Uma boa leitura é excelente para nos fazer desligar do quotidiano e nos projetar para os mais variados lugares, vivendo histórias que nos deixam indignados, emocionados, revoltados…
A gente divide a dor e a alegria, as derrotas e as conquistas com os personagens, que de tão intensas que se tornam essas emoções, fazem parte da nossa vida por alguns dias e quando a leitura termina, fica uma saudade imensa.
Foi assim com o livro “Torto Arado”, do Itamar Vieira Júnior, vencedor de diversos prêmios e que já nas primeiras páginas consegue nos arremessar para a vida de duas meninas, negras, num lugar que dá uma vontade imensa de conhecer.
As tradições africanas, o conhecimento daquele povo e a sua simplicidade me fizeram devorar o livro. Chorava, comemorava, refletia e ao terminar a leitura fiquei ali, sentado, digerindo tudo que vivi naquelas páginas, junto a Bibiana, Belonísia e tantas outras figuras importantes na construção da história, do livro e nossa.
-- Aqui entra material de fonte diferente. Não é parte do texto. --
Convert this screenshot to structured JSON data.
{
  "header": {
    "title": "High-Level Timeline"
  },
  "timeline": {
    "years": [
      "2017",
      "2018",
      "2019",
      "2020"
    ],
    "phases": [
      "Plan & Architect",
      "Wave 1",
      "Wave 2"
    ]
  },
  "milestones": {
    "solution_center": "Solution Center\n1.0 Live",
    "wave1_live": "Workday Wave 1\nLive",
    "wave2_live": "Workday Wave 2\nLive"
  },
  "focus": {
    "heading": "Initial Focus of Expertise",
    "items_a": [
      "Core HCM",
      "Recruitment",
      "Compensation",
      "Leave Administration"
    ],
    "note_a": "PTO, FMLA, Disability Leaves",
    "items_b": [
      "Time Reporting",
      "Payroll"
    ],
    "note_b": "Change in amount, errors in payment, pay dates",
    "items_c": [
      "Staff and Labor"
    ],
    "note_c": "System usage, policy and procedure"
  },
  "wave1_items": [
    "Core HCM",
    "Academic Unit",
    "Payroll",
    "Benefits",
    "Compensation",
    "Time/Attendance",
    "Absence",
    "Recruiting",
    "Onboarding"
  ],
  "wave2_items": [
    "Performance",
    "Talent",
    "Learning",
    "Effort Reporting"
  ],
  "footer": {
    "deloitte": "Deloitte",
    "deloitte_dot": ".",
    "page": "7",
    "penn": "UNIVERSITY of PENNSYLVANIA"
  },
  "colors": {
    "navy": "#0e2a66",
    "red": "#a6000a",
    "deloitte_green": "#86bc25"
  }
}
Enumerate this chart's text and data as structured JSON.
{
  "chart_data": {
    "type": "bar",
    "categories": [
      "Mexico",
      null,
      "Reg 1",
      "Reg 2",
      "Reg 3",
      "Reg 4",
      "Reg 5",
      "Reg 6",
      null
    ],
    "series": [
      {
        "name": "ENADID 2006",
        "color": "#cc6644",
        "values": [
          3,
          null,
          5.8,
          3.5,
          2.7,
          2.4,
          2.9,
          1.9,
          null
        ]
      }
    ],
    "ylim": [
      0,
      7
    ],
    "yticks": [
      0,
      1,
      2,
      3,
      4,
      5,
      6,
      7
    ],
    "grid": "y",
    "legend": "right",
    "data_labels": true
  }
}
Assim também aconteceu com o livro “Maha Mamo”, escrito pela Maha em parceria com o genial Darcio Oliveira. A história de um pai cristão e uma mãe muçulmana que se unem afetivamente, mas que não podem ter essa relação reconhecida, admitida, pois na Síria, onde vivem, é impossível a união de religiões diferentes.
Os frutos dessa relação, seus filhos, não existem no papel, o que os tornou apátridas, não sendo reconhecidos na Síria e nem em seu local de nascimento, o Líbano, onde a lei diz que a nacionalidade vem do sangue e não do território.
A luta desses três filhos para conseguir uma nacionalidade nos envolve do início ao fim. Eu disse à autora que parecia que eu havia entrado numa montanha russa, em que num momento tudo parece estar muito bem para, em seguida, despencar de uma só vez e vice-versa.
A história da Maha Mamo eu conheci de perto, mas não sabia dessa profundidade e intensidade relatadas no livro. Ela hoje viaja o mundo lutando por uma causa que é de milhões de pessoas, mas que a tornou porta-voz dessa luta por ter vivido na pele essa necessidade que todos têm de pertencimento a uma nação.
No “Além da Lama”, do Leonard Farah, capitão do Corpo de Bombeiros Militares de Minas Gerais, que atuou no rompimento das barragens em Itabirito, Mariana e Brumadinho, a emoção foi também muito intensa.
O capitão Leo Farah tem treinamentos diversos em situações de emergência, com uma experiência vasta e um conhecimento amplo, o que é imprescindível para a sua atuação, ainda mais à frente de diversos outros profissionais. Mas a humanidade do Farah sobressai, colocando-o ainda mais forte nas missões que abraça.
O livro trata especificamente das primeiras horas de trabalho da equipe dos bombeiros, e outros profissionais, em Bento Rodrigues, distrito de Mariana, MG. A forma como o autor relata as intervenções dos bombeiros e a interação com a comunidade nos envolve de tal maneira que é preciso, em certo momento, “parar para tomar um fôlego” antes de continuar.
A história é dinâmica e nos conduz para aquelas 15 horas iniciais de atuação dos profissionais, relatando sentimentos múltiplos de todos os envolvidos, inclusive dos moradores, demonstrando seu medo, angústia, dor, tristeza, união, gentileza, além de enorme empatia e gratidão também.
Uma amiga disse, certa vez, que a leitura favorece a elasticidade do cérebro, permitindo vivenciar mundos diferentes e estimulando a nossa criatividade para lidar com situações reais. Quando a gente volta para o mundo real, talvez estejamos mais fortes para viver com mais consciência e intensidade à nossa vida.
Cada pessoa é um universo que nós não viveremos e que, ao conhecer a sua história, somos presenteados com conhecimentos que promovem muita reflexão e crescimento. Até aqueles livros não lidos, que nos rodeiam, dizem muito sobre nós mesmos, sobre a nossa identidade.